Halachá: Yehuda, homem de Chutzi (localidade não identificada com certeza), escondeu-se numa caverna três dias, querendo estabelecer a razão pela qual a sobrevivência desta cidade tem precedência sobre a sobrevivência de outra cidade. Foi ter com Rabi Yosei bar Chalafta, que lhe disse: onde estiveste? Respondeu-lhe: escondi-me numa caverna três dias, querendo estabelecer a razão pela qual a sobrevivência desta cidade tem precedência sobre a sobrevivência de outra cidade. Chamou Rabi Avirodeimas, seu filho, e disse-lhe: responde a isto, qual é a razão pela qual a sobrevivência desta cidade tem precedência sobre a sobrevivência de outra cidade? Disse-lhe: "estas cidades serão" (lido como "hão de viver", pela proximidade das letras heh e chet) — primeiro cada cidade viverá, e só depois "e seus arredores ao redor delas". Disse-lhe (Rabi Yosei bar Chalafta, a Yehuda Ish Chutzi): o que te impediu de estudar isso junto com teus companheiros?

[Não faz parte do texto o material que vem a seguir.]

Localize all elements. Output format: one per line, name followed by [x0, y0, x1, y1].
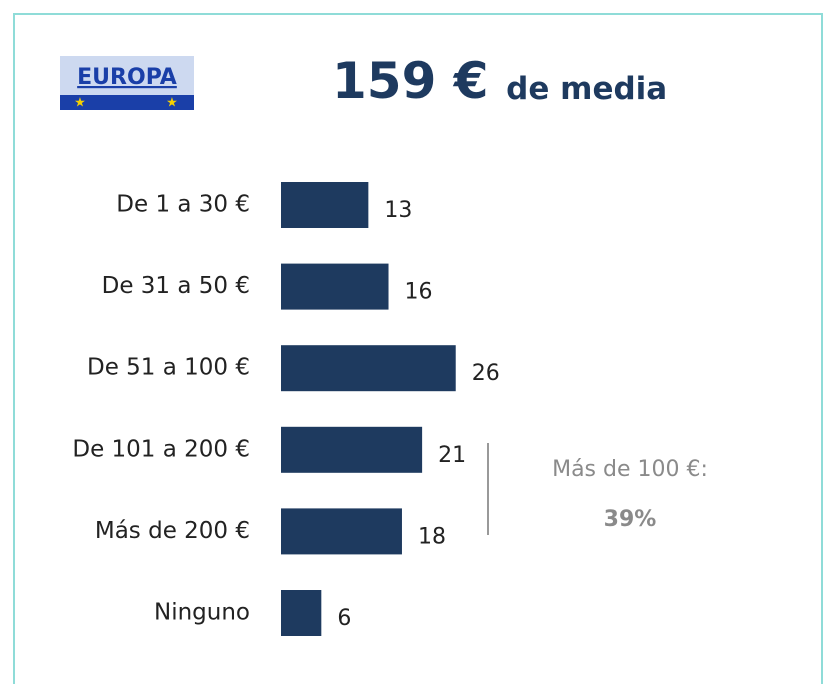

Esta é a quinta halachá do Perek Chet de Massechet Sheviit. A Mishná ensina que não se dá o dinheiro ou o produto do sétimo ano em pagamento nem ao aguadeiro, nem ao dono da casa de banho, nem ao barbeiro, nem ao barqueiro, mas dá-se de beber ao aguadeiro, e a todos eles dá-se presentes gratuitos.
A guemará traz o ensinamento de Rabi Yosei, que proíbe até mesmo dar de beber ao aguadeiro, em aparente contradição com sua posição noutro lugar sobre água e sal; resolve a contradição distinguindo uso geral de beber, ou pessoa de animal; traz a baraita sobre a fonte de água da cidade e a precedência entre moradores, forasteiros e seus animais, com a lavagem de roupa reconhecida como necessidade vital por Rabi Yosei; e fecha com a história de Yehuda Ish Chutzi, que buscou por três dias numa caverna a razão pela qual a sobrevivência da própria cidade precede a de outra, resolvida por Rabi Yosei bar Chalafta e seu filho a partir do versículo sobre as cidades refúgio. Ainda não há correspondência temática verificada com a trilha paralela do Talmud Bavli.